CINCINNATI (Reuters) - Deborah Coleman lost her unemployment benefits in April, and now fears for millions of others if the Senate does not extend aid for the jobless.
“It’s too late for me now,” she said, fighting back tears at the Freestore Foodbank in the low-income Over-the-Rhine district near downtown Cincinnati. “But it will be terrible for the people who’ll lose their benefits if Congress does nothing.”
For nearly two years, Coleman says she has filed an average of 30 job applications a day, but remains jobless.
“People keep telling me there are jobs out there, but I haven’t been able to find them.”
Coleman, 58, a former manager at a telecommunications firm, said the only jobs she found were over the Ohio state line in Kentucky, but she cannot reach them because her car has been repossessed and there is no bus service to those areas.
After her $300 a week benefits ran out, Freestore Foodbank brokered emergency 90-day support in June for rent. Once that runs out, her future is uncertain.
“I’ve lost everything and I don’t know what will happen to me,” she said.
The recession — the worst U.S. downturn since the 1930s — has left some 8 million people like Coleman out of work.
Unemployment has remained stubbornly high at around 9.5 percent. According to the Bureau of Labor Statistics, in June 6.8 million people or 45.5 percent of the total are long-term unemployed, or jobless for 27 weeks or more.
Before the recession began in late 2007, the unemployed received benefits, usually a few hundred dollars a week, for 26 weeks or around six months after losing their jobs.
Under the federal/state programs, which are administered by state governments and partly funded by taxes on business, only full-time workers are eligible for benefits. Within federal guidelines, benefits and eligibility vary from state to state.

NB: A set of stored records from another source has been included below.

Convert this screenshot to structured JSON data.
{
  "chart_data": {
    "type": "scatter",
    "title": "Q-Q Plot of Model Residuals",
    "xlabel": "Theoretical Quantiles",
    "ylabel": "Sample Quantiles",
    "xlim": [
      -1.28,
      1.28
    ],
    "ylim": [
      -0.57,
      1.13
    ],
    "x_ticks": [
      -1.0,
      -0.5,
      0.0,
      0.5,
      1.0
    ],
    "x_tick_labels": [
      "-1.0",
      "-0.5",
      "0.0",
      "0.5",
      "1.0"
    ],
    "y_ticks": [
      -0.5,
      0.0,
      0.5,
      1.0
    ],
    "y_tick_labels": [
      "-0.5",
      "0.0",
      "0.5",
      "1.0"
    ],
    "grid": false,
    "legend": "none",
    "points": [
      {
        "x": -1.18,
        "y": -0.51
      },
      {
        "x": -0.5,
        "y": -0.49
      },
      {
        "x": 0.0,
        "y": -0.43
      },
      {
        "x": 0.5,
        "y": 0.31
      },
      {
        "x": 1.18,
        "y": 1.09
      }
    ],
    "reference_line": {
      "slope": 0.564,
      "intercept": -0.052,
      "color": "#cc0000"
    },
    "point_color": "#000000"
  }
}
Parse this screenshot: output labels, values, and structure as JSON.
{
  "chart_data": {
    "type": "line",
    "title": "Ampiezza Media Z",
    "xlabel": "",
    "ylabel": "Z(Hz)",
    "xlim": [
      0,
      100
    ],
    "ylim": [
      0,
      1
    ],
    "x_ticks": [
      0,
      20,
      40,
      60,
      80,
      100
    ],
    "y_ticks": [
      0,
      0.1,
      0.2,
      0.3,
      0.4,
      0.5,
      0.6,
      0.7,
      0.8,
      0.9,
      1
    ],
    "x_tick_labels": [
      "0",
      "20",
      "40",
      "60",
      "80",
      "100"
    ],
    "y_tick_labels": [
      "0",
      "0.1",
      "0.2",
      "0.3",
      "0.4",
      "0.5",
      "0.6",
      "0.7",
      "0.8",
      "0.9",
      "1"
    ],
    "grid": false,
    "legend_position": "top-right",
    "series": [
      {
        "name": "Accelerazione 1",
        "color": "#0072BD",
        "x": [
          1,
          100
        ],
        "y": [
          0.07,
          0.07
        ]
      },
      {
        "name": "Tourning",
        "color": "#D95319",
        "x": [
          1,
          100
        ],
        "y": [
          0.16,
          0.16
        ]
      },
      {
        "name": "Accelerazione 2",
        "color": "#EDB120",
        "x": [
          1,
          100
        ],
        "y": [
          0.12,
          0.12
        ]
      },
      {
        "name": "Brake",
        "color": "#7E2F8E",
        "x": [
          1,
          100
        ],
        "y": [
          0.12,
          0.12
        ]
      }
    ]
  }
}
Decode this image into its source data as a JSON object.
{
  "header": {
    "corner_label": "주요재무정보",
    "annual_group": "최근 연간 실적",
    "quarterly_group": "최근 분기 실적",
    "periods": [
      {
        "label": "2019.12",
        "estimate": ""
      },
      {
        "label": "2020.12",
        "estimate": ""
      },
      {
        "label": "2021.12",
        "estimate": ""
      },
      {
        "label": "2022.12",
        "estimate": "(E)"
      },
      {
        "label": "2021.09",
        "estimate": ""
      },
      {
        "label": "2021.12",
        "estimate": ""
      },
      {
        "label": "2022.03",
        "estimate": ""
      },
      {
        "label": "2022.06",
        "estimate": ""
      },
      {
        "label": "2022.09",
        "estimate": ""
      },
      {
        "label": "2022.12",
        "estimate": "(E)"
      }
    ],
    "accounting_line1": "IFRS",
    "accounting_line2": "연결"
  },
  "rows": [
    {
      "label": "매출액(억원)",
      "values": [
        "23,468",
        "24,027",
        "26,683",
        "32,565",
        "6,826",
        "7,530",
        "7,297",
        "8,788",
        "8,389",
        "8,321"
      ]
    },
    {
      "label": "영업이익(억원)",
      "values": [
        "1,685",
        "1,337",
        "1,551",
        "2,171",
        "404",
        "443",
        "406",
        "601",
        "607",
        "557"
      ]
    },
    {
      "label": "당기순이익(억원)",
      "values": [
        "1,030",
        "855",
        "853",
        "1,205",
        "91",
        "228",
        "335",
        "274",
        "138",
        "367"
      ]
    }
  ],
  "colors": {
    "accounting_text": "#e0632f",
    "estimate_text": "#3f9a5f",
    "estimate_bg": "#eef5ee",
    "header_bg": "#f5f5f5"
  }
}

As the downturn left more Americans out of work for longer periods, Congress voted to provide funding to extend benefits to as long as 99 weeks in some areas.
Some critics say this adds to the country’s large fiscal deficit, and may even discourage job-seeking.
An attempt to pass another extension has become bogged down in partisan political bickering in the Senate. Relief agencies fear that failure to extend benefits will strain their resources and may worsen the U.S. housing crisis.
“This will put a great deal of stress and strain on our organization, which has already been working hard,” said Vicki Escarra, chief executive of Feeding America, which has a network of more than 200 food banks. In the year ended June 30, Feeding America distributed 3 billion pounds (1.36 billion kg) of food, a 50 percent increase over the past two years.
The benefits debate has pitted the majority of Democrats against most Republicans and some conservative Democrats.
When the House of Representatives passed a $34 billion benefit extension on July 1, 11 fiscally conservative Democrats voted against it. The Senate may take up the issue again in mid-July, but Republicans like Senator Tom Coburn have argued any extension must be paid for with cuts elsewhere.
“Even then he (Coburn) is not sure if that’s a good idea,” said John Hart, a spokesman for the Oklahoma senator. “The longer the unemployed have benefits, the less incentive there is to find a job.”
Most economists argue that cutting benefits could slow recovery, describing benefits as direct economic stimulus because almost every penny of it gets spent. In a June 28 client note, Goldman Sachs said if all additional U.S. stimulus spending expires, it could slow the economy up to 1.5 percentage points from the fourth quarter 2010 to the second quarter of 2011.
The note added that extending unemployment benefits and a $400 tax credit would “substantially mitigate” that impact.
During the Senate impasse, from the week ended June 5 to the week ended July 10, more than 2.1 million Americans lost their benefits. Another million will join them by July 31.
In Ohio alone, where unemployment stood at 10.7 percent in May, more than 83,000 people lost their benefits in June.
Sister Barbara Busch, executive director of non-profit housing group Working in Neighborhoods in Cincinnati, 65 percent of the people who come seeking help with their mortgages are unemployed or underemployed.
“I fear once the benefits run out, I suspect we’ll see a new wave of foreclosures,” she said. “I just hope I’m wrong.”
Ohio is a bellwether U.S. state in elections. The state’s Democratic attorney general Richard Cordray said blocking extending jobless benefits was politically motivated ahead of the midterm elections in November.
“If people lose their benefits they will blame the congressional majority and the administration,” he said. “As unappetizing as it is, that would appear to be the strategy.”
Senator Coburn’s spokesman Hart said suggestions the Republicans were playing partisan politics were “ludicrous.”
“The Democrats say that because they want to avoid making the hard decisions,” he said.
Alonzo Allen, 55, a former aid agency worker in Cincinnati whose benefits will run out in September, spends two days a week volunteering at the food bank in Over-the-Rhine and the other three looking for work. He said he worries about the one-bedroom apartment he rents and how he will feed his dog Ginger, who is the “only family I have.”
“If the benefits stop, I’ll be out on the street and I’ll lose all my furniture,” he said. “That’s going to be tough.”